Linear second order non-homogeneous ODE question

[Malby]

Determine the general solution to the ODE:

y'' + 2y' = 1 + xe^-2x

I know the solution will be of the form y = y_h + y_p. The homogeneous solution is y = c₁ + c₂e^-2x.

For the particular solution, I have been using the method of undetermined coefficients. c₃e^-2x won't work as it is not linearly independent of the homogeneous solution. So I guess c₃xe^-2x.

So y' = c₃e^-2x(c₃ - 2c₃x)

And y'' = 4c₃e^-2x(x - 1)

Following on from this I end up with a particular solution:

y_p = ((1 + xe^-2x)/(-2e^-2x))xe^-2x

However wolfram disagrees with me. My question is, is the method of undetermined coefficients ok to use for this ODE? Or should I be using the method with the Wronskian (it's name escapes me at the moment)

Cheers

 

[Ray Vickson]

If you put y(x) = C1(x) + C2(x)*exp(-2x) in the DE, you eventually arrive at a first-order DE in v = dC1/dx + exp(-2x)*dC2/dx.

RGV

 

[Malby]

If you put y(x) = C1(x) + C2(x)*exp(-2x) in the DE, you eventually arrive at a first-order DE in v = dC1/dx + exp(-2x)*dC2/dx.

RGV

I'm not sure I understand this. Are you able to explain it a little more?

Cheers

 

[Bohrok]

I'd have to dig out my book or notes to make sure, but I think your particular solution will also need an e^-2x term, so it should be of the form Ae^-2x + Bxe^-2x. I wouldn't use c's for y_h since they're already being used as the constants of integration for y_h.

 

[ehild]

For the method of variation of the parameters, read http://en.wikipedia.org/wiki/Variation_of_parameters.
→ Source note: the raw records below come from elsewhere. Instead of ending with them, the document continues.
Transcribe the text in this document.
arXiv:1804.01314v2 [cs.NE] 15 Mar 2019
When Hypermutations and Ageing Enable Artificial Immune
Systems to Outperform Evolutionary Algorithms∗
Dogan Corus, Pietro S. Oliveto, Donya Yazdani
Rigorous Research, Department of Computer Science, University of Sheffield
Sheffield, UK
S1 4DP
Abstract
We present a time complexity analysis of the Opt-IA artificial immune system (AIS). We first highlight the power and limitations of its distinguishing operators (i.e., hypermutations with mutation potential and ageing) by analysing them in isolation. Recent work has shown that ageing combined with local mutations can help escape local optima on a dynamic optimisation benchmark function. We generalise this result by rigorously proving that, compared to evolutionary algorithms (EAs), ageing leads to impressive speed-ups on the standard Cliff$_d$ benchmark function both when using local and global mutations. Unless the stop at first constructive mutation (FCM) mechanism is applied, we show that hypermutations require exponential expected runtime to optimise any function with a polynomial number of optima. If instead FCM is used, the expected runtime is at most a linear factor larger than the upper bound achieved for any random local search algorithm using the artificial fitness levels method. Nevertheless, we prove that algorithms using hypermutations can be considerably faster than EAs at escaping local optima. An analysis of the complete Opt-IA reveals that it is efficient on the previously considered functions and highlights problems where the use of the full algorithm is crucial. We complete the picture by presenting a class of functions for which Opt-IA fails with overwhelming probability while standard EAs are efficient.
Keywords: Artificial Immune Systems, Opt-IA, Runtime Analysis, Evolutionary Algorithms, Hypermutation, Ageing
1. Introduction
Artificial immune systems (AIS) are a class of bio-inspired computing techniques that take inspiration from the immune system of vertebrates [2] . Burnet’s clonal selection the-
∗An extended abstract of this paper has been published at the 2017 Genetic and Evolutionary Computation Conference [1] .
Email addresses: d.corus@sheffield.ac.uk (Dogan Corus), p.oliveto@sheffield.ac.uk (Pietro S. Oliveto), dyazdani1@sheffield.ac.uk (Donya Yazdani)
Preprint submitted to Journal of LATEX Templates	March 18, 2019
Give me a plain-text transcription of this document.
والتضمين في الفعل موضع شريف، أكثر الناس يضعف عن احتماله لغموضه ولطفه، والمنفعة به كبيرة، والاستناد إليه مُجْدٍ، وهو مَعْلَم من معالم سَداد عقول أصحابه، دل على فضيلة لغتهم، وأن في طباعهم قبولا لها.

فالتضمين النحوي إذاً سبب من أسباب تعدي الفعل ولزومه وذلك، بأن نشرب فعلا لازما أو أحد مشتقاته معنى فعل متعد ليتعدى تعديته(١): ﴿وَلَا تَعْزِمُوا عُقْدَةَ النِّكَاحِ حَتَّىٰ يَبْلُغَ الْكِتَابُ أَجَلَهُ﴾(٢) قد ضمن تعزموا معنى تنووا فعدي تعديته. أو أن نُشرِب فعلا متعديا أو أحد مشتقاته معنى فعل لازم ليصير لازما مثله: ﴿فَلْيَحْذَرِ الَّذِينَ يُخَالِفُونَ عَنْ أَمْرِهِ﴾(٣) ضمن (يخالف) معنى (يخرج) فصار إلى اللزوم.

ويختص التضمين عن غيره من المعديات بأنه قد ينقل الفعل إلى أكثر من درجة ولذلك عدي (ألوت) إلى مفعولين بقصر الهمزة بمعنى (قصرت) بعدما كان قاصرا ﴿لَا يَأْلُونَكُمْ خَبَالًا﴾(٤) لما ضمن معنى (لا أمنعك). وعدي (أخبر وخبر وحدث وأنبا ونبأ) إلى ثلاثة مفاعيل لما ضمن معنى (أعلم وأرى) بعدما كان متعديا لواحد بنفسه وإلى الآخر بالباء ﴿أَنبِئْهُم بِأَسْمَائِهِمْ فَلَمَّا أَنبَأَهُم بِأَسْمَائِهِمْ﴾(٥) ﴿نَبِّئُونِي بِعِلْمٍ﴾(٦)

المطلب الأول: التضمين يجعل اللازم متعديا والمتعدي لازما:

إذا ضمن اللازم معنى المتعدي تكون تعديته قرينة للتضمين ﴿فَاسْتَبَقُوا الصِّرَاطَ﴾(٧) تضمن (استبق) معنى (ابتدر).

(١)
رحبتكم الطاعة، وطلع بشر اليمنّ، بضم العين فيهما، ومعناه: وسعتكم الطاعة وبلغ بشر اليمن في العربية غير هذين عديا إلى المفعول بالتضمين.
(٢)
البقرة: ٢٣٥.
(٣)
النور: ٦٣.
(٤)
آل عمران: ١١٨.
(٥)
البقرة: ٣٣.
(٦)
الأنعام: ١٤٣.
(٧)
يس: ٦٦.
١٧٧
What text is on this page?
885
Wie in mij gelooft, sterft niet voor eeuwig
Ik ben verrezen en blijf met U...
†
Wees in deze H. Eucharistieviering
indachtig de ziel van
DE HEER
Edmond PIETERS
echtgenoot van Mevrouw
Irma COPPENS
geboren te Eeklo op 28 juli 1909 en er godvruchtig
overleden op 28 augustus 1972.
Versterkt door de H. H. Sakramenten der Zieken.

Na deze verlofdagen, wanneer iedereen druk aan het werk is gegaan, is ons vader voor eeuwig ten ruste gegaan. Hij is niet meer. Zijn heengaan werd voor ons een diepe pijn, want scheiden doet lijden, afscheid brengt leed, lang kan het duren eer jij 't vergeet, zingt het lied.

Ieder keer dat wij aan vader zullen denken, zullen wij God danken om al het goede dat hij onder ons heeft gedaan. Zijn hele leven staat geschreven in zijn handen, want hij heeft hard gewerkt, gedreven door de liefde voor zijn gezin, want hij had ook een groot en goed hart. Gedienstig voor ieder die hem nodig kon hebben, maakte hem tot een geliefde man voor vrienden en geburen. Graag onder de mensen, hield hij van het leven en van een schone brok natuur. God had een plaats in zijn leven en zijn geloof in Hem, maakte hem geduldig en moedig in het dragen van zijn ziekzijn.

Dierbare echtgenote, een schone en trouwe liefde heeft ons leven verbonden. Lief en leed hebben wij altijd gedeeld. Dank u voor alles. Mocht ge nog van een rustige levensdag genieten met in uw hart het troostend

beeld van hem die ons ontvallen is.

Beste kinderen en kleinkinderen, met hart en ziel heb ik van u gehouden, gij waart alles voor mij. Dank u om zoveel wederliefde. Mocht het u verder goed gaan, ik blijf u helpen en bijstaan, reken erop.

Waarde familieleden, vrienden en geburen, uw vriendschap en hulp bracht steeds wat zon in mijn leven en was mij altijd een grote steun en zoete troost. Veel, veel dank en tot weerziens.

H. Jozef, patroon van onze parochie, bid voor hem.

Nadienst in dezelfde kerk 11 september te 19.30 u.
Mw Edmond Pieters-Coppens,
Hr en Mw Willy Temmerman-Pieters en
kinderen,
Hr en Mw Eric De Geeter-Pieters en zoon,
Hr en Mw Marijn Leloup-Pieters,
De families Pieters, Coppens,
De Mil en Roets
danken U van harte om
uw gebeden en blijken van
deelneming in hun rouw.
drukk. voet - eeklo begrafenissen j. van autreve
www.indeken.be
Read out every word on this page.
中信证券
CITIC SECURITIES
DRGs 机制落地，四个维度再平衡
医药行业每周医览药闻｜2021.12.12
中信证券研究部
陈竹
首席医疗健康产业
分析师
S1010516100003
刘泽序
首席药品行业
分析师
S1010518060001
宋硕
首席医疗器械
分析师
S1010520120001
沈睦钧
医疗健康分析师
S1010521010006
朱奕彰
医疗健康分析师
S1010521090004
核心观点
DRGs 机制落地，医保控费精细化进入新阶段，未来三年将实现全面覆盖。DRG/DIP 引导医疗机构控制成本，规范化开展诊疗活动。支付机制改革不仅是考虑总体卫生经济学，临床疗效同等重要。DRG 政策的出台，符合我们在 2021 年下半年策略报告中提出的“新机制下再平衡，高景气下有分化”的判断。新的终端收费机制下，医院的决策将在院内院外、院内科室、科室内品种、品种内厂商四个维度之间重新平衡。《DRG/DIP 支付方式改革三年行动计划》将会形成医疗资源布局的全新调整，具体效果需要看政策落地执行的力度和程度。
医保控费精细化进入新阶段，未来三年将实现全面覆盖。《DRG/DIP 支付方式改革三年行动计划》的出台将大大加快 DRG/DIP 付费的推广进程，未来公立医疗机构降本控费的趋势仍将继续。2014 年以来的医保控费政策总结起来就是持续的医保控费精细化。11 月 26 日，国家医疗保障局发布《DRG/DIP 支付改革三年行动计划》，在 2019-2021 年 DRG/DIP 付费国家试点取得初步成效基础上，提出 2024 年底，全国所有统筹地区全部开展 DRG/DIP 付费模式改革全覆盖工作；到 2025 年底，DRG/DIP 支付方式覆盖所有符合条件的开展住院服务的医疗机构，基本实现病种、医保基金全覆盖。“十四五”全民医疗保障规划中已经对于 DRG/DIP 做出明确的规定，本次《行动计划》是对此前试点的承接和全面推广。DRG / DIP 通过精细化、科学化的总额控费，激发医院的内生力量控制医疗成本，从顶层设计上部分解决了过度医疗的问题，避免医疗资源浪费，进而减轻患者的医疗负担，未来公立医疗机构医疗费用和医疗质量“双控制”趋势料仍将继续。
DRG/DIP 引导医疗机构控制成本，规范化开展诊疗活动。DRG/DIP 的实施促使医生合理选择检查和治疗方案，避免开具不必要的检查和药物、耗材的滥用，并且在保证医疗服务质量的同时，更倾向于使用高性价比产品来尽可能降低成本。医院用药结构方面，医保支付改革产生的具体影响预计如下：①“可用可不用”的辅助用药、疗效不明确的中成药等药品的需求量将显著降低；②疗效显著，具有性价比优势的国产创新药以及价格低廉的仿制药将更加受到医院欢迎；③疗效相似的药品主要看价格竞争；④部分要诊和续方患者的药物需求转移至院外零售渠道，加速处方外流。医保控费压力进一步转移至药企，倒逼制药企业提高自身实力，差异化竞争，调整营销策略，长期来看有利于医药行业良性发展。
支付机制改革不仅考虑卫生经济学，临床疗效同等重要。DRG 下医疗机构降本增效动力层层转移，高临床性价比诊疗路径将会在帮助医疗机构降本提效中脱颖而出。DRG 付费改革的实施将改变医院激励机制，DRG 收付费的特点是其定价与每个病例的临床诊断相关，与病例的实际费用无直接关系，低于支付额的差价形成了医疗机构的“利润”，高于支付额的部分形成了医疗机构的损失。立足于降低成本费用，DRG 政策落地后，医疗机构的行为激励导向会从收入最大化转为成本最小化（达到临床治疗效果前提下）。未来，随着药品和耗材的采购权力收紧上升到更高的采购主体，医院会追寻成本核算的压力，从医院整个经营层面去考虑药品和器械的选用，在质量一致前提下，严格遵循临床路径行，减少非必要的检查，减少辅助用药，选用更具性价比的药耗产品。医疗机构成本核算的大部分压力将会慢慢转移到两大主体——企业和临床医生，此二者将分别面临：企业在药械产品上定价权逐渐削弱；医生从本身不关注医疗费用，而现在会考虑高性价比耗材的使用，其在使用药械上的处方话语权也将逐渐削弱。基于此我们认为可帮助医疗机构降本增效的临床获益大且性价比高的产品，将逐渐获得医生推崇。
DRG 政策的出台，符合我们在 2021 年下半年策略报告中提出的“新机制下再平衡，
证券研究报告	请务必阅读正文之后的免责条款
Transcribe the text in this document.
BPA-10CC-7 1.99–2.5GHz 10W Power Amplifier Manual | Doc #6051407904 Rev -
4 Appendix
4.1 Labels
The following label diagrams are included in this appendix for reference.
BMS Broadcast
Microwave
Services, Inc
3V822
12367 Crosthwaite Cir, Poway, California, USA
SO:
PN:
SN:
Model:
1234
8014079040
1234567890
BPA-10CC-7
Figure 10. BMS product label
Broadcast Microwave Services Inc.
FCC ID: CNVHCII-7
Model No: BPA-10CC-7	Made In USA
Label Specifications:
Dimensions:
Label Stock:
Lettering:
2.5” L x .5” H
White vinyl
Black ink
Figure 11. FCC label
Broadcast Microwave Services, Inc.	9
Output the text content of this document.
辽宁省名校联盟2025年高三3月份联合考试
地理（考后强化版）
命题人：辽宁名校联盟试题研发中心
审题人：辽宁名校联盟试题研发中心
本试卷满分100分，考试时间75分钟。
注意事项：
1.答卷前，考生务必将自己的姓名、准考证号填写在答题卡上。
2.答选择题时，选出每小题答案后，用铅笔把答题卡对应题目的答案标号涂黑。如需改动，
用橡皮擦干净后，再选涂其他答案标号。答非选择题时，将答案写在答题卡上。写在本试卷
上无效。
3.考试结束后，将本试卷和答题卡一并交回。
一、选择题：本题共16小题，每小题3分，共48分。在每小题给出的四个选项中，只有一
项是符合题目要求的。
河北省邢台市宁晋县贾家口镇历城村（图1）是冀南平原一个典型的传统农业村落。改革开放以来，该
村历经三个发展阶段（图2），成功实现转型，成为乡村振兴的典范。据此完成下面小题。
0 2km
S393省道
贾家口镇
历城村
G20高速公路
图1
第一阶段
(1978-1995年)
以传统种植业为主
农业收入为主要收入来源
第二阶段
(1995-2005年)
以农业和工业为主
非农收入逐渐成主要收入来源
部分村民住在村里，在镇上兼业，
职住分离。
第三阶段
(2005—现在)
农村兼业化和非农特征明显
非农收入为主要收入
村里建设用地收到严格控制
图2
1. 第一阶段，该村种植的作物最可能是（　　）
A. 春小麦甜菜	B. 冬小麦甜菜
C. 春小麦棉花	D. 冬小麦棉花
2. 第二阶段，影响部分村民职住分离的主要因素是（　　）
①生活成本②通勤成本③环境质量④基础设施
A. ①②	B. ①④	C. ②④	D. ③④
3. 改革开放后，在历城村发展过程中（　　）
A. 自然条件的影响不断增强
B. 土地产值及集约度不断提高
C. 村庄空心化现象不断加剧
This problem can be solved for y' as the y term is missing. Denote z=y' and solve the first-order equation z'+2z=1+xe^-2x, then integrate z=y' to get y.

ehild

 

[Malby]

For the method of variation of the parameters, read http://en.wikipedia.org/wiki/Variation_of_parameters.

This problem can be solved for y' as the y term is missing. Denote z=y' and solve the first-order equation z'+2z=1+xe^-2x, then integrate z=y' to get y.

ehild

Aha! Of course. It's all so simple once you know what to do...

Thanks very much!